The research survey, developed and led by the RDCRN Data Management and Coordinating Center at Cincinnati Children’s Hospital Medical Center, is one of the first efforts nationwide to quantify the impact of a health crisis on the rare disease community. It is seeking responses from at least 5,000 people with a rare disease or caring for someone who has a rare disease. The survey will be distributed online to participants. In addition, some RDCRN-funded scientists plan to incorporate survey results into natural history studies, which follow patients to chart the progression and course of a disease. The survey is open to anyone with a rare disease, along with family and caregivers, and is not limited to the diseases studied within the RDCRN.

The impetus for the survey began through conversations among network researchers and patient advocacy organizations. Patients, families and caregivers were worried about how COVID-19 might affect them.

“People affected by a rare disease, and families and caregivers, initially asked how to avoid the virus,” said RDCRN Program Director Tiina Urv, PhD. “Then they became concerned about access to medicines and maintaining medical care during the pandemic, and the status of clinical trials. They were concerned about meeting the medical challenges that they face every day. We were hearing enough anecdotally that we wanted to get a clearer picture of the problem.”

As consortia scientists and clinicians engaged with patient groups and patients, sharing information and advice, a plan came together over several weeks to conduct a scientific research study to gauge the impact of COVID-19 on those in the rare disease community.

Questions in the research survey focus on a range of topics, from a patient’s ability to get proper care for a rare disease or condition to mental and emotional health. The survey asks what their concerns are as a person with a rare disease, or as family members and caregivers. Groups of people with different rare diseases and the community will have different needs and concerns, whether it is how to get needed medications or physical therapy to navigating an emergency room in a medical crisis.

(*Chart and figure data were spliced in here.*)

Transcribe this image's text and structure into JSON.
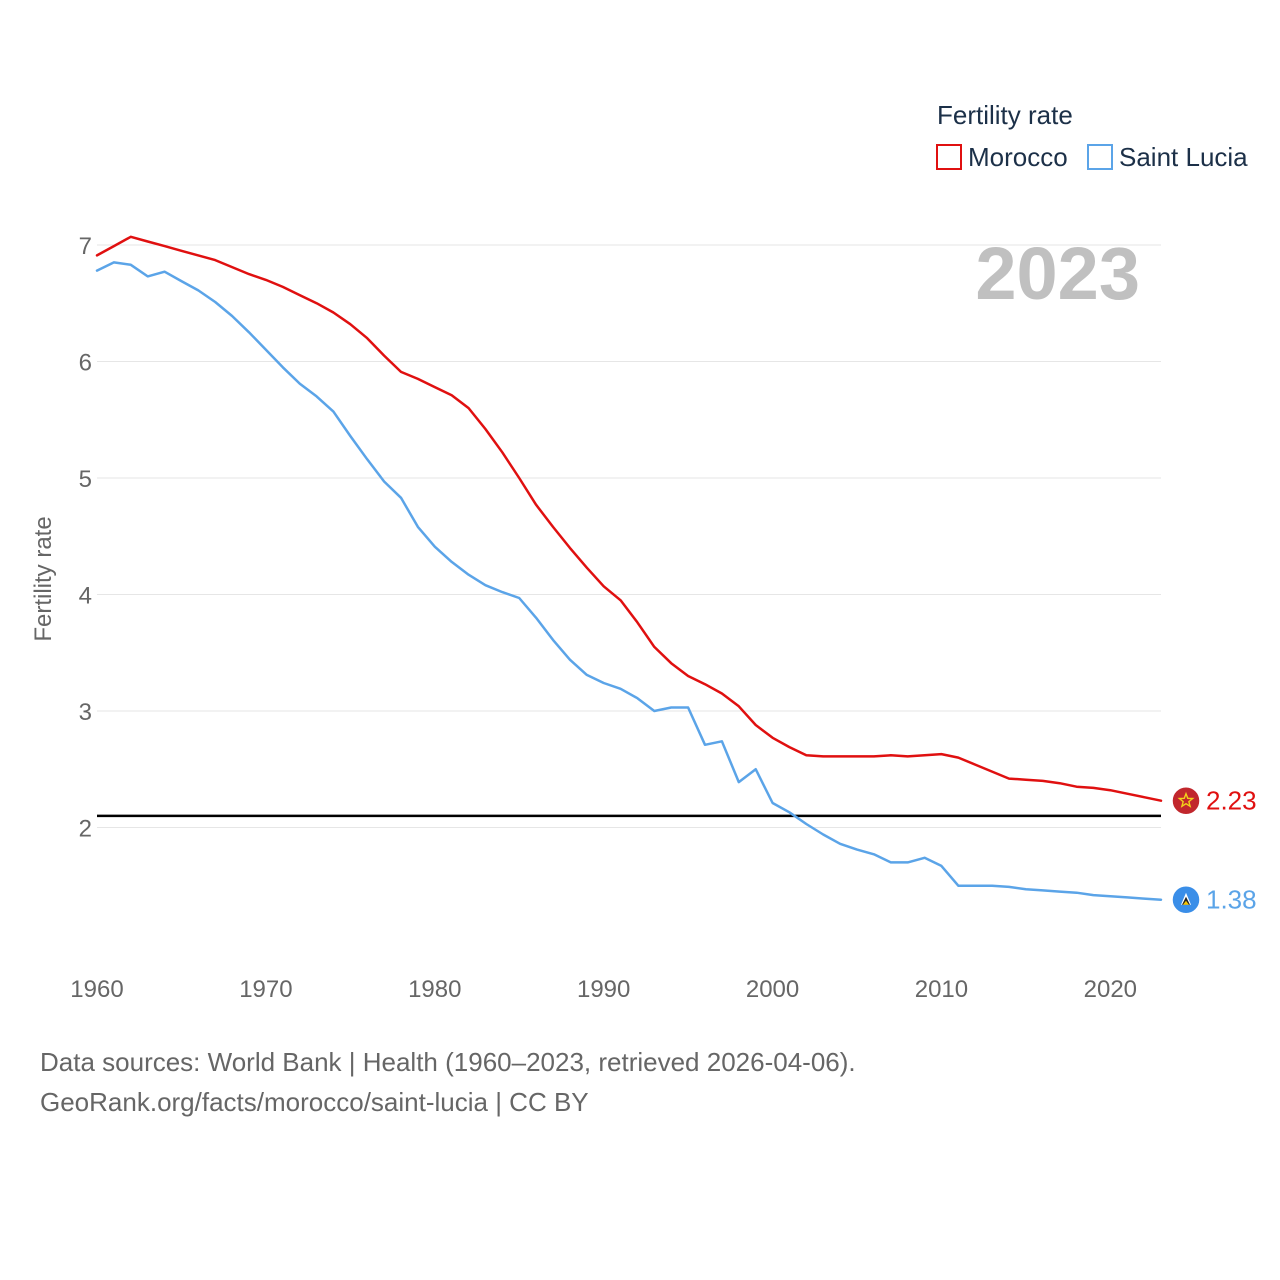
{
  "chart_data": {
    "type": "line",
    "year_label": "2023",
    "ylabel": "Fertility rate",
    "legend": {
      "title": "Fertility rate",
      "placement": "top-right",
      "entries": [
        "Morocco",
        "Saint Lucia"
      ]
    },
    "x": [
      1960,
      1961,
      1962,
      1963,
      1964,
      1965,
      1966,
      1967,
      1968,
      1969,
      1970,
      1971,
      1972,
      1973,
      1974,
      1975,
      1976,
      1977,
      1978,
      1979,
      1980,
      1981,
      1982,
      1983,
      1984,
      1985,
      1986,
      1987,
      1988,
      1989,
      1990,
      1991,
      1992,
      1993,
      1994,
      1995,
      1996,
      1997,
      1998,
      1999,
      2000,
      2001,
      2002,
      2003,
      2004,
      2005,
      2006,
      2007,
      2008,
      2009,
      2010,
      2011,
      2012,
      2013,
      2014,
      2015,
      2016,
      2017,
      2018,
      2019,
      2020,
      2021,
      2022,
      2023
    ],
    "series": [
      {
        "name": "Morocco",
        "color": "#e01010",
        "end_label": "2.23",
        "flag_icon": "morocco-flag-icon",
        "values": [
          6.91,
          6.99,
          7.07,
          7.03,
          6.99,
          6.95,
          6.91,
          6.87,
          6.81,
          6.75,
          6.7,
          6.64,
          6.57,
          6.5,
          6.42,
          6.32,
          6.2,
          6.05,
          5.91,
          5.85,
          5.78,
          5.71,
          5.6,
          5.42,
          5.22,
          5.0,
          4.77,
          4.58,
          4.4,
          4.23,
          4.07,
          3.95,
          3.76,
          3.55,
          3.41,
          3.3,
          3.23,
          3.15,
          3.04,
          2.88,
          2.77,
          2.69,
          2.62,
          2.61,
          2.61,
          2.61,
          2.61,
          2.62,
          2.61,
          2.62,
          2.63,
          2.6,
          2.54,
          2.48,
          2.42,
          2.41,
          2.4,
          2.38,
          2.35,
          2.34,
          2.32,
          2.29,
          2.26,
          2.23
        ]
      },
      {
        "name": "Saint Lucia",
        "color": "#5ba4e8",
        "end_label": "1.38",
        "flag_icon": "saint-lucia-flag-icon",
        "values": [
          6.78,
          6.85,
          6.83,
          6.73,
          6.77,
          6.69,
          6.61,
          6.51,
          6.39,
          6.25,
          6.1,
          5.95,
          5.81,
          5.7,
          5.57,
          5.36,
          5.16,
          4.97,
          4.83,
          4.58,
          4.41,
          4.28,
          4.17,
          4.08,
          4.02,
          3.97,
          3.8,
          3.61,
          3.44,
          3.31,
          3.24,
          3.19,
          3.11,
          3.0,
          3.03,
          3.03,
          2.71,
          2.74,
          2.39,
          2.5,
          2.21,
          2.13,
          2.03,
          1.94,
          1.86,
          1.81,
          1.77,
          1.7,
          1.7,
          1.74,
          1.67,
          1.5,
          1.5,
          1.5,
          1.49,
          1.47,
          1.46,
          1.45,
          1.44,
          1.42,
          1.41,
          1.4,
          1.39,
          1.38
        ]
      }
    ],
    "reference_line": {
      "value": 2.1,
      "color": "#000000"
    },
    "xticks": [
      "1960",
      "1970",
      "1980",
      "1990",
      "2000",
      "2010",
      "2020"
    ],
    "yticks": [
      "2",
      "3",
      "4",
      "5",
      "6",
      "7"
    ],
    "xlim": [
      1960,
      2023
    ],
    "ylim": [
      1.0,
      7.3
    ],
    "grid": true
  },
  "footer": {
    "line1": "Data sources: World Bank | Health (1960–2023, retrieved 2026-04-06).",
    "line2": "GeoRank.org/facts/morocco/saint-lucia | CC BY"
  }
}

“We hope the study questionnaire will help us better estimate the proportion of rare disease patients who have been diagnosed with COVID-19, and find out how they are affected whether or not they had COVID-19,” said project principal investigator Maurizio Macaluso, MD, Dr.P.H. at Cincinnati Children’s. “This survey provides an opportunity for the rare disease community to get timely data on the challenges they face.”

The researchers also think the survey data may help them tease out answers to many other questions. For example, do some subgroups of people with rare disease fare better or worse with the virus? Are certain individuals more prone to infection because of their underlying rare condition or disease?

Ultimately, the researchers hope the survey will help determine how the RDCRN can respond to the rare disease community’s concerns by providing information and advice through its network of medical experts and patient advocacy groups.

“This survey is a great example of how the consortia and patient groups are working together as a network to make a difference for the entire rare disease community,” Urv said.

For more information on the RDCRN COVID-19 survey, including how to participate, go to https://www.rarediseasesnetwork.org/COVIDsurvey(link is external). To learn more about the RDCRN, see https://ncats.nih.gov/rdcrn.

In addition to NCATS, other NIH funding for the RDCRN comes from the National Institute of Allergy and Infectious Diseases, the Eunice Kennedy Shriver National Institute of Child Health and Human Development, the National Institute of Neurological Disorders and Stroke, the National Heart, Lung, and Blood Institute, the National Institute of Arthritis and Musculoskeletal and Skin Diseases, the National Institute of Diabetes and Digestive and Kidney Diseases, the National Institute of Dental and Craniofacial Research, the National Institute of Mental Health and the Office of Dietary Supplements.